Conduct of PM is vital to voters...
Politicians say publicly that government should be about policies, not personalities. Privately they say no such thing. When they are with each other they talk about little else but each other.
But then the performance of any government depends primarily on the quality of its performers. It is about their character and behaviour. Their honesty, openness, integrity.
They choose to stand for election so they can legislate on how the rest of us live our lives.
Our elected leaders are responsible for every aspect of them, from protecting our health to seeing off foreign enemies.
They control our employment rights, legal rights, and human rights. They decide the money we get if we cannot work, taxes we pay when we do, and penalties we face for breaking laws they pass.

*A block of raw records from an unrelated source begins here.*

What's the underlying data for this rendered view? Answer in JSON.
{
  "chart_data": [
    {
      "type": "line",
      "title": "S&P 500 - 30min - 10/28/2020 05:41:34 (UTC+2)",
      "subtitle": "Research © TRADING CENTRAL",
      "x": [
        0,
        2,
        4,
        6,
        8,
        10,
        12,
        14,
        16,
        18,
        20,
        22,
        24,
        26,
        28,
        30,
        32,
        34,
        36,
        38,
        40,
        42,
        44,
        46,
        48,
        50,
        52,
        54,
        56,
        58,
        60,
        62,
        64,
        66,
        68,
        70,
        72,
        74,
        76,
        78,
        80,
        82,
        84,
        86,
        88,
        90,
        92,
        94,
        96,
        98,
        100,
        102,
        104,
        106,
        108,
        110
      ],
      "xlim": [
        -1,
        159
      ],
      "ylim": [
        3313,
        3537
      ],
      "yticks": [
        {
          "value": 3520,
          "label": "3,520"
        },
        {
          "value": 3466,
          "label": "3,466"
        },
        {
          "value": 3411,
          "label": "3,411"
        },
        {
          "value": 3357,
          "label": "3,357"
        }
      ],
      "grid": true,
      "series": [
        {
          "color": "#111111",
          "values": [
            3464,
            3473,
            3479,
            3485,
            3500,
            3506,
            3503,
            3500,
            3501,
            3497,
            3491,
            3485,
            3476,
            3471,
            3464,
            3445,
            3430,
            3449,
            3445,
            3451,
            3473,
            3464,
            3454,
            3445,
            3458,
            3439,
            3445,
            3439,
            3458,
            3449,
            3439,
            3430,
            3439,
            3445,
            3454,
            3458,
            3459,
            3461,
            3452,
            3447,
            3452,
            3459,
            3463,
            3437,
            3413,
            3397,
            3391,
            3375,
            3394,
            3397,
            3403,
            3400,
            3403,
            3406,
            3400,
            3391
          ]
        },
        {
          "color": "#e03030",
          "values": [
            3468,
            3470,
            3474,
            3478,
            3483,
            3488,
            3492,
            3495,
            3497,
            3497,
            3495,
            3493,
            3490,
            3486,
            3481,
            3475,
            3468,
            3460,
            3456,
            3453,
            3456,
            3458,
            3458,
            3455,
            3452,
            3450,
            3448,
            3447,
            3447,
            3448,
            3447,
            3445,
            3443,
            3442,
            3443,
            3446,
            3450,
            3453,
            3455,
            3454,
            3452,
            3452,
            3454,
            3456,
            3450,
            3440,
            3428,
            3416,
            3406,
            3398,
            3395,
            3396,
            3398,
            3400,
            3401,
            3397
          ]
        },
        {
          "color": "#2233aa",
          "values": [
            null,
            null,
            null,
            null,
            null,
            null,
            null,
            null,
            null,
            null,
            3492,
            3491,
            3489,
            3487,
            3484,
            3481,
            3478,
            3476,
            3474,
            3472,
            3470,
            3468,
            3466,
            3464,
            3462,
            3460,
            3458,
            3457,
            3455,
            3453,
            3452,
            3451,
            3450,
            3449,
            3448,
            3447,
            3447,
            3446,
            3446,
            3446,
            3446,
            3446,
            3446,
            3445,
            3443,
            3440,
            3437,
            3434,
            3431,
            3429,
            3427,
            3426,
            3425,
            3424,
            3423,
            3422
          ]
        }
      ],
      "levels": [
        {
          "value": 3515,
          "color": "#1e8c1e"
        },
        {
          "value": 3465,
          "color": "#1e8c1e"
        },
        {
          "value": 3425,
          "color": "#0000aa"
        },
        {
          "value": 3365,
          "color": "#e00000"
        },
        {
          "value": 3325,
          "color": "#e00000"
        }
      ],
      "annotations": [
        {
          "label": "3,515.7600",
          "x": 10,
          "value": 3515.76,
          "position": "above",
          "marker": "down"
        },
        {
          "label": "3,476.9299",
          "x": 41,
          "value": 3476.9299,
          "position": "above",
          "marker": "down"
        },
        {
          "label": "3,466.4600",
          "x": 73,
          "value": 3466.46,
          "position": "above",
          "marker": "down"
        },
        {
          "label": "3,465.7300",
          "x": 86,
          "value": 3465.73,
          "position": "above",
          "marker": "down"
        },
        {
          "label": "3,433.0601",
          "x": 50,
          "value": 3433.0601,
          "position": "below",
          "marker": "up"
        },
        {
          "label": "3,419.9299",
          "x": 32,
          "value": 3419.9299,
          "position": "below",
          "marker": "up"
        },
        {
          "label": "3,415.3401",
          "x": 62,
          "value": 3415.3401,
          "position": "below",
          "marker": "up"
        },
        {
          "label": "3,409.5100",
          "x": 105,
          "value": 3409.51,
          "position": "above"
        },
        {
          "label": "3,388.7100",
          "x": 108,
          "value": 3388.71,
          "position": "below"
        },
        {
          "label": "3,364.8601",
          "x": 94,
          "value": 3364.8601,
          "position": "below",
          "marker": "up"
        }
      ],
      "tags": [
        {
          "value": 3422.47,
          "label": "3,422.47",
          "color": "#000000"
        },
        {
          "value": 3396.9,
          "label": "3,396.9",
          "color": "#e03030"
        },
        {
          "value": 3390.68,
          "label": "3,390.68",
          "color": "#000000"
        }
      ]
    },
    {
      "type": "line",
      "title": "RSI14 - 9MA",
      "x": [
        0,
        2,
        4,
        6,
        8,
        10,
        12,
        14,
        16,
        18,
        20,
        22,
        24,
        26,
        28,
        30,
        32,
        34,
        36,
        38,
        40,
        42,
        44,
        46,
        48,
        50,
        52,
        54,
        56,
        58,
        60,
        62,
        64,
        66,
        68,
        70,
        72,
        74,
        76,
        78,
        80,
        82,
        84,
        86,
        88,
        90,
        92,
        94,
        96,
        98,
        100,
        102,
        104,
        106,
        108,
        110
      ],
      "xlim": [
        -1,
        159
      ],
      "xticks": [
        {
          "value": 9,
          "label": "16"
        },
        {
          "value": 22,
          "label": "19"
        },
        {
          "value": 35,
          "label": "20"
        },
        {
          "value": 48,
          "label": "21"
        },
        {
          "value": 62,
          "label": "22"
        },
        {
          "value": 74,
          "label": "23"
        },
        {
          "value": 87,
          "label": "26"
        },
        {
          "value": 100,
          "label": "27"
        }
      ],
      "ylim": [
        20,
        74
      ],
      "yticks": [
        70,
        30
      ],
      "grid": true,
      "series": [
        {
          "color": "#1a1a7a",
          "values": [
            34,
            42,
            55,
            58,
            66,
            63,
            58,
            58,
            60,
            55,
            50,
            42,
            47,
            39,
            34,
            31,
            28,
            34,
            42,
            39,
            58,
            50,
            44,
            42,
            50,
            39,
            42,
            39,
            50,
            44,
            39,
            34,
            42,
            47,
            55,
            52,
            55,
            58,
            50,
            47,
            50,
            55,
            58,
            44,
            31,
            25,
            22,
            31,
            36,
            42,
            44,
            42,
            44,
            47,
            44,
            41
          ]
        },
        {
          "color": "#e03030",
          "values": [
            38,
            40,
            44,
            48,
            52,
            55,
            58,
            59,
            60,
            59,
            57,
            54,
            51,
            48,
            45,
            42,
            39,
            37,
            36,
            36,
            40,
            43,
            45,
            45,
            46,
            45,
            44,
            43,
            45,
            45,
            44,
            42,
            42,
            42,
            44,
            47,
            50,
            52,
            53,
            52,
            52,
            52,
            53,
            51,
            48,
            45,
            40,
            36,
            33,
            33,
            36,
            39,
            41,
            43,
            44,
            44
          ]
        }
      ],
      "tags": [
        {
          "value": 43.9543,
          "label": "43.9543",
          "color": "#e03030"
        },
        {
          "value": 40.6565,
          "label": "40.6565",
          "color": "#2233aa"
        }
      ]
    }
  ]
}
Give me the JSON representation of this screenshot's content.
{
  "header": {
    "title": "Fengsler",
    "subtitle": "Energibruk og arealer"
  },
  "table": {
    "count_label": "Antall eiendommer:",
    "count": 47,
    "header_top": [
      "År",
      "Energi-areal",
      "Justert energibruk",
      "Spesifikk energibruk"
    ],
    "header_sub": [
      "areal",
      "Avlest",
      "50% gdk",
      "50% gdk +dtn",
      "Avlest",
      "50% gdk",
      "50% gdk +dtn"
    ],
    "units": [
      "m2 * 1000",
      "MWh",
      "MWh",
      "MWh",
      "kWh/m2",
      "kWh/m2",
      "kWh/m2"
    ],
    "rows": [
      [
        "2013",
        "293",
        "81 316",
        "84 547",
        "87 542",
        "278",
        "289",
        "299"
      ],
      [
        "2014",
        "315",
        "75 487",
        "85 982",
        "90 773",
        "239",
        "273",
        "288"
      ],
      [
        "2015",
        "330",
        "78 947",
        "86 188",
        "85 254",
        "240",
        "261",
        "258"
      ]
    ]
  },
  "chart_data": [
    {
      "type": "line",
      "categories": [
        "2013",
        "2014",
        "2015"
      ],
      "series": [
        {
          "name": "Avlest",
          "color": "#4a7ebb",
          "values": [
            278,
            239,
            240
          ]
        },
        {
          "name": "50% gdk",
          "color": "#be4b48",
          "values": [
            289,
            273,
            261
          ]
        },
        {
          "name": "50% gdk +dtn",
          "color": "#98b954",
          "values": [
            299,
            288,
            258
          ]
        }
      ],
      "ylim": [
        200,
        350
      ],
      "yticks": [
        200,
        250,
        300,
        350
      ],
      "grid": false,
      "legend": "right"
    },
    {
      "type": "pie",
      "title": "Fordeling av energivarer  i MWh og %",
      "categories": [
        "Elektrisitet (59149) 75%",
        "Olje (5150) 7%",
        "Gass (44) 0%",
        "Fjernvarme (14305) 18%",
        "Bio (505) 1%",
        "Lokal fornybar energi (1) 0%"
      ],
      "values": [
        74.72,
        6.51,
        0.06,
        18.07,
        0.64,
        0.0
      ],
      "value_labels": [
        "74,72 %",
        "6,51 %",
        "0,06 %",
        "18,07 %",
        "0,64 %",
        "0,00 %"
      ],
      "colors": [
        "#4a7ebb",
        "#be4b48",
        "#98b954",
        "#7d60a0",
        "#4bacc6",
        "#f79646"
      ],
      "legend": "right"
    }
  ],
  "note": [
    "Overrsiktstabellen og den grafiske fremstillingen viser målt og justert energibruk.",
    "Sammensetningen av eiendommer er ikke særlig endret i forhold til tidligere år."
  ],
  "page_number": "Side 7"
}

Voters therefore have every right to know what they need to know about those giving the orders. While it is our votes which determine whether our leaders have their jobs and keep them, they are not delegates, but our representatives. We must rely on their judgement. That is how democracy works.
And that is why the Sunday Mirror today publishes details about Boris Johnson’s conduct the PM would prefer to keep under wraps. Jennifer Arcuri says she was his lover for almost four years while he was London Mayor. Today she speaks extensively about that relationship for the first time.
In doing so she claims to provide insights into our Prime Minister’s character. His behaviour, honesty and integrity. The Independent Office for Police Conduct cleared Mr Johnson of any criminal wrongdoing.
The Greater London Authority may now wish to consider what she has to say for its own probe interrupted by the pandemic.
The GLA’s oversight committee must decide whether there was any breach of the Nolan Principles which govern the appropriate conduct of public figures.
And it is for everyone who reads her story and weighs her words to decide for themselves what bearing they have on Mr Johnson’s fitness for the office he holds. It is his judgement under the magnifying glass here.
This newspaper has criticised the PM for misjudging the pandemic contributing to the 127,000 deaths – for PPE failures, lockdown mistakes, care homes chaos, and the test and trace shambles.
But we have also praised him for the sensational delivery of 31 million Covid jabs.
Now the PM has the onerous task of steering us through what we hope will be the final stages of this pandemic. That requires our trust and his transparency.
So our revelations are not just a matter of public interest but of public confidence.
It is the duty of a free press to give those in power the scrutiny voters deserve, to hold them to the transparency to which they say they are committed, to shine a light into corners where pertinent details may otherwise remain hidden.
That is what the Sunday Mirror does today.